Тогда в этой комнате стояли спинки и сетки кроватей, ящики, чемоданы. Одна кровать была покрыта серым одеялом. Я подумала, что она принадлежит немцу. А музыка раздавалась из большого приемника, стоявшего на ящике рядом с кроватью.
Немца звали Карл. Он был денщиком у командира этой части. Наше знакомство состоялось в тот день, когда он не наказал маму. Первый раз я видела тогда «другого» немца. Немец, а хороший…
Я осмелела. Решила: мама и тетя Валя моют полы, немец слушает концерт и следит за их работой, а я пройдусь по двору — может, найду что-нибудь, что пригодится в доме…
Папа все нес в дом. И железки, и дощечки, и гвоздики — «усе у доми хай будить при всякий случай». У него было огромное количество пилок, молотков, напильников, рашпилей.
Папа меня учил: «Як идешь по улице, смотри униз на землю. Можа, якая провылка или гвоздок, попадеть — усе неси у дом, моя птичка. У хозяйстви згодится, усе нада иметь при всякий случай…»

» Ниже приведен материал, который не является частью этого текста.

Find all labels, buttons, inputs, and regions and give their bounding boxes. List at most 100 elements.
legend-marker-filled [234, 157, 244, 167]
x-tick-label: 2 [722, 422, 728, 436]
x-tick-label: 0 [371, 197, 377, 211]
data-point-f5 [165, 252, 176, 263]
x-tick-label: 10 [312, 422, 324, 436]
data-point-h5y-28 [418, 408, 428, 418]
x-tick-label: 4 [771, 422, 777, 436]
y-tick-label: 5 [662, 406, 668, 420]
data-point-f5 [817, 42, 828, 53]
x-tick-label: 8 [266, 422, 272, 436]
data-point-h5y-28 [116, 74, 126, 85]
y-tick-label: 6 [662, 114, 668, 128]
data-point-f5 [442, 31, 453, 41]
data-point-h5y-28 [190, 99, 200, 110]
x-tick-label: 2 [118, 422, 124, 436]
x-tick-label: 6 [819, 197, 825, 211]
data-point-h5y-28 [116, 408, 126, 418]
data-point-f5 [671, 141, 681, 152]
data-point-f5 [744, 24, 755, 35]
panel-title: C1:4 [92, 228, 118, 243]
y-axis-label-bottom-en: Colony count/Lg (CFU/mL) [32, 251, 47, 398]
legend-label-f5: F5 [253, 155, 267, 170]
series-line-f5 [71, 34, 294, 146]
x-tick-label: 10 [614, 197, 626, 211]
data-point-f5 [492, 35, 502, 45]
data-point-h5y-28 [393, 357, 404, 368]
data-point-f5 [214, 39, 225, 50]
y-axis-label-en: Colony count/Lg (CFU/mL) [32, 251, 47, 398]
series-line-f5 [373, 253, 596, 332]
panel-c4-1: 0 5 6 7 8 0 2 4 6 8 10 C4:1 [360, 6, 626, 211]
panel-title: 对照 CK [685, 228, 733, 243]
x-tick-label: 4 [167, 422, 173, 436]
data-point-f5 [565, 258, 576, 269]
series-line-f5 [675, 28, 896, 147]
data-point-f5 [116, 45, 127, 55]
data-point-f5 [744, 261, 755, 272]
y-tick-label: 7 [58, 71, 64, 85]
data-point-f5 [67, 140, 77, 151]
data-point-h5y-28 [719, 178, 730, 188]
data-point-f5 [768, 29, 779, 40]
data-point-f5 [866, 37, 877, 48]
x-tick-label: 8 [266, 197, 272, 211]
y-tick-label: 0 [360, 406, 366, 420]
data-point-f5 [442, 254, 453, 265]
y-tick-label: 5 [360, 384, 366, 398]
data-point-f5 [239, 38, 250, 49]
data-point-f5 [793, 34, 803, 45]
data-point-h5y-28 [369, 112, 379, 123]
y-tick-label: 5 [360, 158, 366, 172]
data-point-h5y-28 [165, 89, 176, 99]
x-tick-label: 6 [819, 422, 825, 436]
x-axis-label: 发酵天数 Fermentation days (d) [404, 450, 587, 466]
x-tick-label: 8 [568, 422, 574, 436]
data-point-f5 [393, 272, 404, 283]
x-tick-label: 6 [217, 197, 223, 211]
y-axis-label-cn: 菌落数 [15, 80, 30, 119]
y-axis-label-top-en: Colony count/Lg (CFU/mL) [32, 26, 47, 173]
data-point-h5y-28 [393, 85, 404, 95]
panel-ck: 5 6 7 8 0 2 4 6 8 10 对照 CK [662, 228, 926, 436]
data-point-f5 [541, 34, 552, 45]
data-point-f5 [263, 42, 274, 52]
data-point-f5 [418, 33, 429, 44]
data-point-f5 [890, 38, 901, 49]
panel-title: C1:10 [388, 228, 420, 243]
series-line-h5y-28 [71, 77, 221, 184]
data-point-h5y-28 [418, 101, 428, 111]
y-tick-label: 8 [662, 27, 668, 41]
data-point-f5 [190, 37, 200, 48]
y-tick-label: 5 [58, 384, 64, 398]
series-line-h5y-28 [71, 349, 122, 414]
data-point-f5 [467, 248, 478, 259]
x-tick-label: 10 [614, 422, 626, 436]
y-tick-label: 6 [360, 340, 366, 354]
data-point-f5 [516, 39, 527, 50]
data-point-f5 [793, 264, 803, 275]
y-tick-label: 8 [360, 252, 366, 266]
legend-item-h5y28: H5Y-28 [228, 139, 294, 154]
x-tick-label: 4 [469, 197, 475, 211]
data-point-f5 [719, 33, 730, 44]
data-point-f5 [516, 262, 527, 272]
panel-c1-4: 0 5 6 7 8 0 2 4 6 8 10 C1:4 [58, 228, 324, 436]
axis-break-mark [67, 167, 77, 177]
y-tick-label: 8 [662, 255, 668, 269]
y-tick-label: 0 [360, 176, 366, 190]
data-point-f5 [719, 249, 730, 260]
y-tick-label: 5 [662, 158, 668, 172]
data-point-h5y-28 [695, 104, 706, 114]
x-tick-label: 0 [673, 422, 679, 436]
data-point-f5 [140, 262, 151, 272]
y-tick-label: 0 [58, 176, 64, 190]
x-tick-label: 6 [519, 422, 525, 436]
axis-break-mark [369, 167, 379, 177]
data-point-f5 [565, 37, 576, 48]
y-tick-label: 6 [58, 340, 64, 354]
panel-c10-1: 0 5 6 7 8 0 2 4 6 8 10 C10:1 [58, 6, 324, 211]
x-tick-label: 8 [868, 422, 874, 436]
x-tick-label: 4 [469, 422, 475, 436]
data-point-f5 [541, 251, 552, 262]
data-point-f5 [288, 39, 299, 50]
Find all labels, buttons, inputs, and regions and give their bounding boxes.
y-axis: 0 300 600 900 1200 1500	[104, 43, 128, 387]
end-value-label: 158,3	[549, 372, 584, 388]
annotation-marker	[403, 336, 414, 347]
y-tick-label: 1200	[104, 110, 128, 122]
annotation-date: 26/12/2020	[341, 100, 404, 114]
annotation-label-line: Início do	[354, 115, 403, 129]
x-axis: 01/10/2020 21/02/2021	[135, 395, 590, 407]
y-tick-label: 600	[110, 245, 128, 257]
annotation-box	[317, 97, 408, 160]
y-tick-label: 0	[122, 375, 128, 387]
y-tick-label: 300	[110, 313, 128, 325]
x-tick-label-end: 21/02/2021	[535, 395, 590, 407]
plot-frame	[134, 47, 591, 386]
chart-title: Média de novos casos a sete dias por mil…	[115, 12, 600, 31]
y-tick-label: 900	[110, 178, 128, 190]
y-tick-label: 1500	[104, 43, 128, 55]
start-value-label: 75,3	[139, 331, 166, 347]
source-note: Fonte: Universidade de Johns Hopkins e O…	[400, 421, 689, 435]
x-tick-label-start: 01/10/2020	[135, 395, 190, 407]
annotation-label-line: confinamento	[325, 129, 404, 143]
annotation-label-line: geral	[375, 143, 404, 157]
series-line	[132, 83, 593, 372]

В доме папа постоянно что-то пилил, строгал, тесал. И непременно в комнате или в том месте, где его заставала идея что-то смастерить. И желание сделать квартиру уютной у мамы постепенно пропадало. Придет папа с новой идеей — и все сначала…
А я так и ходила по улицам, глядя вниз. Мои карманы вечно были набиты ржавыми гвоздями, винтиками, проволокой. Не было ни одной свалки, мимо которой я равнодушно могла бы пройти. Все развалины вокруг были мною тщательно обследованы.
В этом дворе не нашлось ничего такого, что могло бы пригодиться в хозяйстве.
Немецкая музыка уже кончилась. По радио говорил мужской голос — наверное, немецкие известия. Сижу под окном на ящике и жду своих. Потом «затрыкал» приемник — музыка, речь, хор, марш: немец что-то искал.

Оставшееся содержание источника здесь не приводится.